Two-thirds of companies on the UAE’s listed boards come from banking and insurance, she said but, looking at the wider economy, corporate companies like ADNOC and Mubadala have been “working hard at this for a long time”.
You can’t make these [UAE board] changes any quicker than the appointments are available.
Diana Wilde, Aurora50 co-founder

There is a “long pipeline” of “very competent” women in the fields of science, technology, engineering and maths (STEM), she added. But with 70 percent of boards being all-male, and using their own networks – mostly men – to find nominations for new board members, it is important to connect boards with the pipeline of female talent that is being developed. Accelerator programmes like Aurora50’s Pathway20 can accelerate women’s board careers by providing board-ready women with mentorship and allow them to debate board-level issues, Ms Wilde said.

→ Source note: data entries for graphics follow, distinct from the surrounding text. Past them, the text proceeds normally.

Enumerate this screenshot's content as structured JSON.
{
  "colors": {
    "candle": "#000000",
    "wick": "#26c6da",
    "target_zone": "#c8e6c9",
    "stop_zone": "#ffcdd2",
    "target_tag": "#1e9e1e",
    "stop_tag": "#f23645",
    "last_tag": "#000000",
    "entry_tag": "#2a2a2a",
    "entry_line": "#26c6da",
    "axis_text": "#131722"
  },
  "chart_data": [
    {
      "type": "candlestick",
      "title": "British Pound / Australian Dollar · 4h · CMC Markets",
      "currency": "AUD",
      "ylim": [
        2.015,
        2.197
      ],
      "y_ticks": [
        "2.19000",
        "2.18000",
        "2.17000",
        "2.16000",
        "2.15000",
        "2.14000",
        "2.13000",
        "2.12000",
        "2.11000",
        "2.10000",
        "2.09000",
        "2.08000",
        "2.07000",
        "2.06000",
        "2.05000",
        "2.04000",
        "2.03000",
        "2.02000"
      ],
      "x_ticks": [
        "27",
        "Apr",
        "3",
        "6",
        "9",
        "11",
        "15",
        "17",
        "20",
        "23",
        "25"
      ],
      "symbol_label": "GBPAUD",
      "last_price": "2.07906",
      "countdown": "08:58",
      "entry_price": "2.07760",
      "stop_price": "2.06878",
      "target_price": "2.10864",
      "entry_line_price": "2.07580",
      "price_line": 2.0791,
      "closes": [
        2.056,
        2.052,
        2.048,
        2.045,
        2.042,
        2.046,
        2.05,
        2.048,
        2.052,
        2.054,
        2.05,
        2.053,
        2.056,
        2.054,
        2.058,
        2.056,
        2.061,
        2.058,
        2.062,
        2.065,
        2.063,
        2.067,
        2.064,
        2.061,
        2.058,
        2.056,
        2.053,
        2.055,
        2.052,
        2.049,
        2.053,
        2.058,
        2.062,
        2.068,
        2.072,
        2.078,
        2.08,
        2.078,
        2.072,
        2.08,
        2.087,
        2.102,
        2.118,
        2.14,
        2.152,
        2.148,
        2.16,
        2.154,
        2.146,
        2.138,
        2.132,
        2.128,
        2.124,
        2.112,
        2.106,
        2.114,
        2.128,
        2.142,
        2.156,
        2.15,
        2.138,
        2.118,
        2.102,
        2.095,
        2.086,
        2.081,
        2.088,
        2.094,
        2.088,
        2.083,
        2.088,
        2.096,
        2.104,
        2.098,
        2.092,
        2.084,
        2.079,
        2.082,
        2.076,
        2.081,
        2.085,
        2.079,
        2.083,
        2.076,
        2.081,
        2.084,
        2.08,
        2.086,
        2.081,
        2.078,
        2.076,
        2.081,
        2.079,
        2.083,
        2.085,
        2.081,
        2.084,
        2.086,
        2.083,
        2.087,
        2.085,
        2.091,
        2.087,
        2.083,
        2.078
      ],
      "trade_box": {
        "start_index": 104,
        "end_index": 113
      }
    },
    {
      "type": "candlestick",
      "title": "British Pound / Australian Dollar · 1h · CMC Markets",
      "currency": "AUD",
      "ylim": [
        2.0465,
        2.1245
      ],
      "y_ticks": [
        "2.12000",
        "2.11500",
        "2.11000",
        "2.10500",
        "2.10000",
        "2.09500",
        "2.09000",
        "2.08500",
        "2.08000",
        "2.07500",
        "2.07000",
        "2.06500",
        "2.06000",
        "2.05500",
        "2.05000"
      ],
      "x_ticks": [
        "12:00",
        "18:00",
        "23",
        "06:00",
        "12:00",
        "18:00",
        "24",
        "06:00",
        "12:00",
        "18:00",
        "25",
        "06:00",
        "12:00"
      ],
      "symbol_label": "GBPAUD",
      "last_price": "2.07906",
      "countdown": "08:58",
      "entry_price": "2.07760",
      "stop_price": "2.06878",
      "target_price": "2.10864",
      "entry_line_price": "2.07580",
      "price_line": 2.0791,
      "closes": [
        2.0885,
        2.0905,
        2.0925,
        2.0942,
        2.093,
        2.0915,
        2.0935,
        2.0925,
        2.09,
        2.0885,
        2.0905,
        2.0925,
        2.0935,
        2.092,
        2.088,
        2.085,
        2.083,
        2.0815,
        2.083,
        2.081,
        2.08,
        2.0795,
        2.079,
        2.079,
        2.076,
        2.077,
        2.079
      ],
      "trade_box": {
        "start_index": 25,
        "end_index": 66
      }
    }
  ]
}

Of the 110 companies listed in the UAE, only 28 currently have women holding board seats. “Realistically, though, you can’t make these changes any quicker than the appointments are available, so this is going to take a bit of time,” she said. Progress should also be reviewed across the whole economy, from government to the private sector, rather than only in listed companies. “If we just focus on those numbers we’re not really focusing on the true picture,” Ms Wilde told Bloomberg.